On the basis of Eq. (1) and data published by Trasatti [18] on ∅ for different metals, it is possible to calculate approximately the underpotential shift (ΔE) for the metal couple nickel substrate–zinc adsorbate, equal to (ΔE) = 0.585 V. This, in turn, provides grounds for presuming that underpotential adsorption of zinc onto nickel electrode is possible.

Several investigators [20], [21], [22], [23], [24], [25], [26], [27], [28], [29], [30], [31], [32], [33], [34], [35], [36] and [37] have studied the effect of several factors on the zinc UPD process, such as: adanions, organic compounds, pH of the solution, hydrogen adsorption, and resulting morphology of the deposit have been investigated extensively at noble metal electrodes using electrochemical techniques coupled with other techniques.

Despite these many important contributions to the study of electrochemical reduction of zinc UPD, a study of this phenomenon on a nickel substrate and from zinc–glycine complexes in alkaline solution is still not done.
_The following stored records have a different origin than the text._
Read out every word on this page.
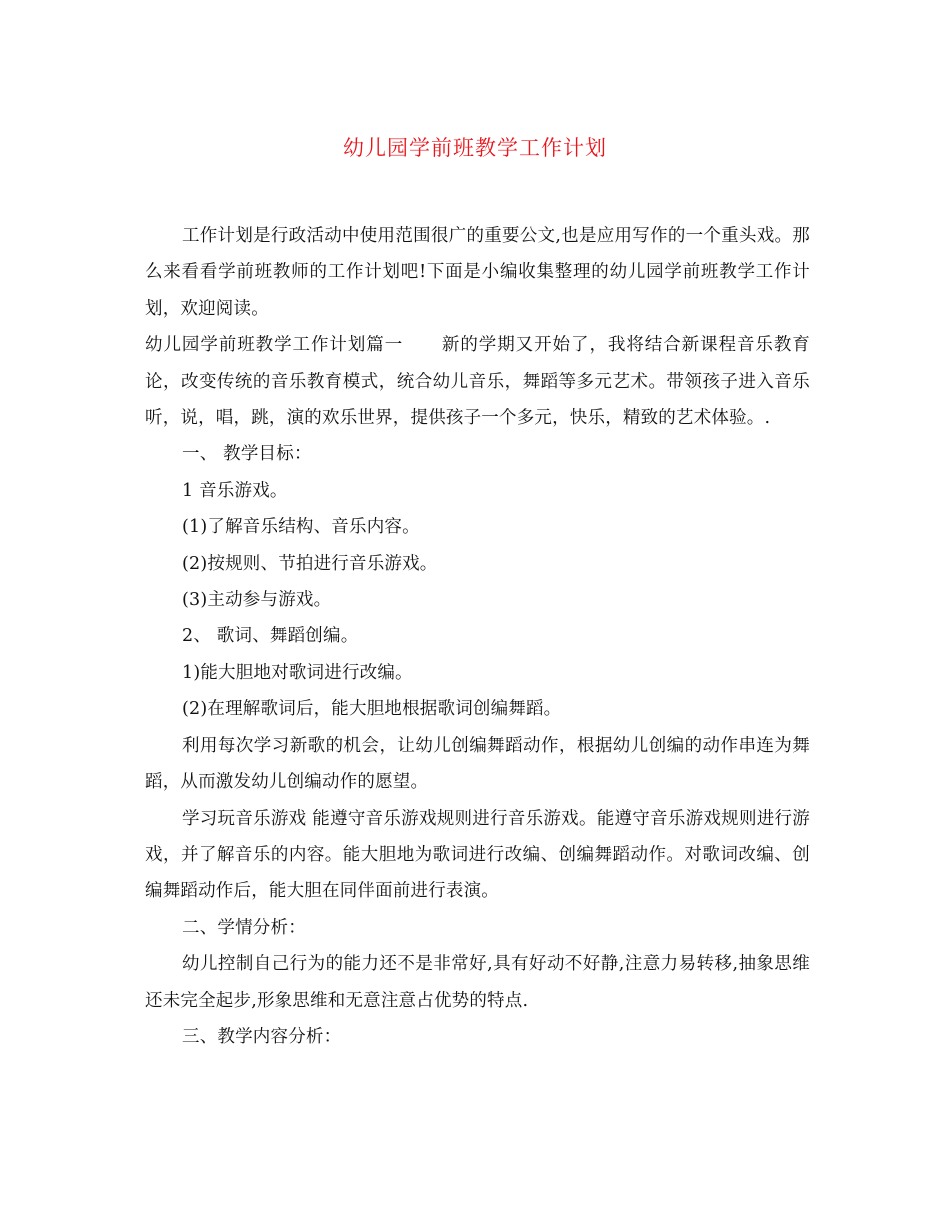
幼儿园学前班教学工作计划

工作计划是行政活动中使用范围很广的重要公文,也是应用写作的一个重头戏。那么来看看学前班教师的工作计划吧!下面是小编收集整理的幼儿园学前班教学工作计划，欢迎阅读。

幼儿园学前班教学工作计划篇一 新的学期又开始了，我将结合新课程音乐教育论，改变传统的音乐教育模式，统合幼儿音乐，舞蹈等多元艺术。带领孩子进入音乐听，说，唱，跳，演的欢乐世界，提供孩子一个多元，快乐，精致的艺术体验。.

一、 教学目标：

1 音乐游戏。

(1)了解音乐结构、音乐内容。

(2)按规则、节拍进行音乐游戏。

(3)主动参与游戏。

2、 歌词、舞蹈创编。

1)能大胆地对歌词进行改编。

(2)在理解歌词后，能大胆地根据歌词创编舞蹈。

利用每次学习新歌的机会，让幼儿创编舞蹈动作，根据幼儿创编的动作串连为舞蹈，从而激发幼儿创编动作的愿望。

学习玩音乐游戏 能遵守音乐游戏规则进行音乐游戏。能遵守音乐游戏规则进行游戏，并了解音乐的内容。能大胆地为歌词进行改编、创编舞蹈动作。对歌词改编、创编舞蹈动作后，能大胆在同伴面前进行表演。

二、学情分析：

幼儿控制自己行为的能力还不是非常好,具有好动不好静,注意力易转移,抽象思维还未完全起步,形象思维和无意注意占优势的特点.

三、教学内容分析：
The aim of the present work is threefold. In a first part, we present a thermodynamic study on the zinc–glycine–water system by means of species distribution and potential–pH diagrams with the view to better understand the effect of the zinc/glycine concentration on the zinc electroreduction. In a second part, we present an electrochemical study in order to obtain information on the UPD and OPD processes from non-cyanide alkaline bath containing glycine. Finally, in a third part, we present an AFM morphological study of the zinc UPD processes.